Set Two, Alcaraz 7-6(6)

After Djokovic’s first-set whirlwind, Alcaraz required a fast response, and he engineered one by claiming his first break of serve in the match in the second game of the second set. It was just the fourth time across his Wimbledon run that Djokovic had dropped serve and, despite that setback, the Serbian remained on course to beat his record-low of six service games dropped en route to a Wimbledon title, which he set in 2015.

Just as Alcaraz appeared to settle and with a supportive Centre Court crowd urging the Spaniard to work his way back into the contest, Djokovic immediately reasserted himself in trademark fashion. He notched his third break of Alcaraz’s serve in the following game, before crucially outlasting his younger opponent in a mesmerising 29-shot rally when break point down at 1-2, 30/40.

The rest of the set passed without another break point, leaving Alcaraz trying to become the first player to defeat Djokovic in a tie-break at a major since Enzo Couacaud in the second round of January’s Australian Open. The Serbian was on the brink of his 15th consecutive tie-break triumph at the majors at 6/5 but Alcaraz held firm behind serve before powering a backhand return winner on his first set point.

Set Three, Alcaraz 6-1

Buoyed by his tie-break triumph, Alcaraz carried the momentum through to the third set as he continued to showcase his full repertoire of shotmaking. His forehand power combined with some stunning deft touches kept the pressure on Djokovic, who made 18 unforced errors in an uncharacteristic third-set performance.
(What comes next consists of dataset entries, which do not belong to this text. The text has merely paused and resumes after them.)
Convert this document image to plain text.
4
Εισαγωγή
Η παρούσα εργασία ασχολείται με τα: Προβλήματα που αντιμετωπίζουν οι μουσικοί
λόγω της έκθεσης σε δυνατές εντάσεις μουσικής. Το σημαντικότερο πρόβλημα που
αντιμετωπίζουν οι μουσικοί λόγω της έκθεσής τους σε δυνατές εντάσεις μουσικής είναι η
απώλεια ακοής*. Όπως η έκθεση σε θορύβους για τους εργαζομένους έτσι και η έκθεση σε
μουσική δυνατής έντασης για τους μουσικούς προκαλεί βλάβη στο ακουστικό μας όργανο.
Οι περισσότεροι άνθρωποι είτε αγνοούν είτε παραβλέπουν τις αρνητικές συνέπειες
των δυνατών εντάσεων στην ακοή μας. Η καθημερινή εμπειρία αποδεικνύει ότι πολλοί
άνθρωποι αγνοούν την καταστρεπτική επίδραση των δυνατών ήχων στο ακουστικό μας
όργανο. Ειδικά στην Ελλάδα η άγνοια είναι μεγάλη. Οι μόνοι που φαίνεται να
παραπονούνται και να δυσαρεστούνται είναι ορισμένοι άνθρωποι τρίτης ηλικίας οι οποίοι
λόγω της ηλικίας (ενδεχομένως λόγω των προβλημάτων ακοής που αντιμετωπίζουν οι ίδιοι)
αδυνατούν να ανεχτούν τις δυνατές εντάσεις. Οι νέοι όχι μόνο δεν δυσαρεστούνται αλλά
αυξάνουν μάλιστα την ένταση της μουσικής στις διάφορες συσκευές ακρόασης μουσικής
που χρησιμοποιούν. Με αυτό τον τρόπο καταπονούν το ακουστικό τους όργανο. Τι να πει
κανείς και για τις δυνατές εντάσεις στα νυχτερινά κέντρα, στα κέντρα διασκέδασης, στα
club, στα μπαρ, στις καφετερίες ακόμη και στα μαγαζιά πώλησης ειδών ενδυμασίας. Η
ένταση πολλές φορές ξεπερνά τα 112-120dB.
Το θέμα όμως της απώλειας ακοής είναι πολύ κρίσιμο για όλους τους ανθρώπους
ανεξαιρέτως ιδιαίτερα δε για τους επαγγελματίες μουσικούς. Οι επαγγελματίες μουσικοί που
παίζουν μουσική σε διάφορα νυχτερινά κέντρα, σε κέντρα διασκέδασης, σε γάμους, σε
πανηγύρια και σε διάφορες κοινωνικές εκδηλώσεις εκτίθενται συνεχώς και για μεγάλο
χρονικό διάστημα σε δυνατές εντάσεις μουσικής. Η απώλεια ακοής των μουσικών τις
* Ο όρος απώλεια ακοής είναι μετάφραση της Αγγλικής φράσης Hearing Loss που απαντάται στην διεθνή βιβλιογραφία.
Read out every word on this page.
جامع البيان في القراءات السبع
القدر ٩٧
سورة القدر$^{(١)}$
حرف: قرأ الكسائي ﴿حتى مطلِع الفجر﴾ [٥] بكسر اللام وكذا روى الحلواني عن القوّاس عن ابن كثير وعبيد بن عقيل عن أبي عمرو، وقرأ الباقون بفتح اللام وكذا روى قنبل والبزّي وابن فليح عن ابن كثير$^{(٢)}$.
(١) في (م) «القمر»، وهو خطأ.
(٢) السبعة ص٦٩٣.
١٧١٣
Alcaraz had opened up a 3-1 lead with a single break when one of the games of this year’s tournament, featuring 13 deuces, played out across 27 breathtaking minutes on Centre Court. Alcaraz saved eight game points and Djokovic six break points before the Spaniard converted his seventh to take a 4-1 lead and assume complete control of the set.

The end of the set was far less complicated for Alcaraz, who won eight of the final 10 points to move within one set of becoming just the fifth man in the Open Era to win multiple major titles prior to turning 21. His three breaks of Djokovic's serve in the third set was equal to the number of games the Serbian had dropped across his six previous matches this year at SW19, an indication of how dialled in the 20-year-old was on return.

Set Four, Djokovic 6-3

Djokovic had no intention of fading away in his bid for a historic 24th major, however, and the Serbian raised his game again in the fourth set of what was rapidly becoming an all-time classic final on Centre Court. He recovered from 15/40 to hold in the second game but then rediscovered his rock-solid form from the first set, breaking Alcaraz twice to recapture the momentum and set up a one-set shootout for the title.

Having dropped serve three times in the previous set, The upturn in Djokovic’s service game was key to him coming back into the match. The Serbian saved both break points he faced to prevail in a set in which he struck just nine winners to Alcaraz’s 14.

Set Five, Alcaraz 6-4

With an opponent so used to dealing with high-pressure moments at the tailend of Grand Slam finals, Alcaraz faced a real test of his big-stage nerve on Centre Court. The Spaniard let slip a break point in the opening game and then found himself under pressure in the rally at 30/40 down in the next game. At such a pivotal moment, it was Alcaraz’s athletic ability while chasing a wide ball which came to his rescue, as he forced Djokovic to net a forehand drive volley on a high ball.

That persistence brought greater reward in the next game, as Alcaraz broke through himself for the crucial break of the final set. Frustrated, Djokovic struck the netpost with his racquet and spent a few minutes shaking out his wrist as a consequence, and Alcaraz dropped just five further points on serve in the match as he completed a famous victory.